Ah, I don't know. -shrugs his shoulders, finishing off the box before starting a new one- I just feel like I should have been better. I know I could have...I just feel like I lacked as a brother. I know some of the trouble she got into was because of me. -looks over at her quickly- My parents weren't exactly the greatest. My dad fucked off when we were young, my mom was kind of in her own world. She dated a lot, didn't exactly give us the attention we needed. I tried to be the older brother and father, but I didn't know how to be. I only knew how to be one, and half of one at that. -finishes off the next box before turning around to face her- I mean, I got myself together. One day I said, "Enough is enough. Time to grow up" and I joined the army. It wasn't the easiest decision I had, but I knew I needed discipline in my life.
-keeps her eyes on him for a few moments as she pulls the box open and some things out of it, holding a few spoons and forks as she listens; gets back to putting each in the drawer and finishes off the box- Well.. From what you've just told me.. You're getting your life together still, which everyone is at this age, trust me, and maybe you need to have the same approach with your sister that you did with your life? Put it out there and see what she says about it all? Now is better than never.
-nods a little as he listens to her, starting on the next box- I mean, Sadie's started to get her life together. She's attending school now which is amazing, I never went to college. She's calmed down and I'm proud. I just feel like I should have been a bit better but there's no point in dwelling over the past. -chuckles- But yeah, now I'm in the army. It's my career. I don't get deployed as much as I used to, I mainly work on base now doing physical training, but sometimes I still get shipped away.
I don't know your sister, but she sounds like a good kid. But yeah, no need to dwell, especially when things are looking up for the both of you. -shrugs softly with a smile and finishes putting the silverware away- Physical training though, huh?
-nods a bit- Gotta stay in shape there! -laughs- It's not bad, I enjoy it. I still get the discipline I need. I mean, yeah occasionally I still drink and party and whatnot...but its in moderation now. -nods again- My career makes it hard to have a love life, though.
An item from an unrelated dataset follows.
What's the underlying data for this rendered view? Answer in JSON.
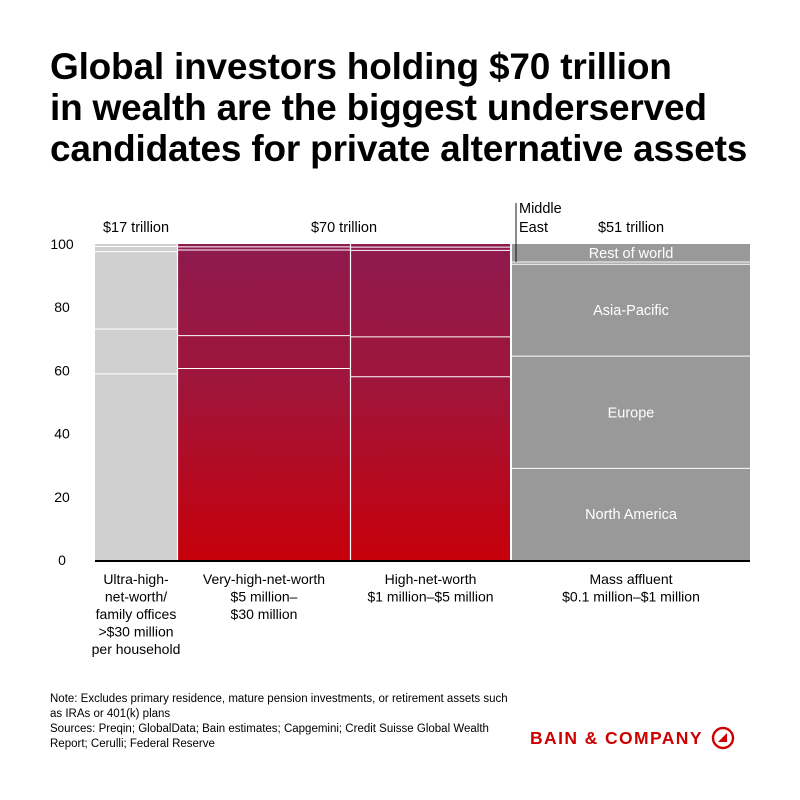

A lot of girls get cold feet once they find out I'm an army man.
You've got a point! -laughs- It's a tough thing to adapt to but.. You can't really stop it, I guess you can say. My little brother graduated high school this month and he's leaving for basic training in July.
Oh really? Good for him. -nods with a smile- It's tough being out there. A lot of people think when men leave for the army it's an "easy way out", but trust me...it really isn't.
He had the worst idea of it all and why he wanted to go in the first place.. But in all honesty, younger you kind of reminds me of him. -laughs softly, scrunching up her nose a little bit- It'll be tough, but we've had cousins in the service so.. I'm sure I can be a trooper and pull through.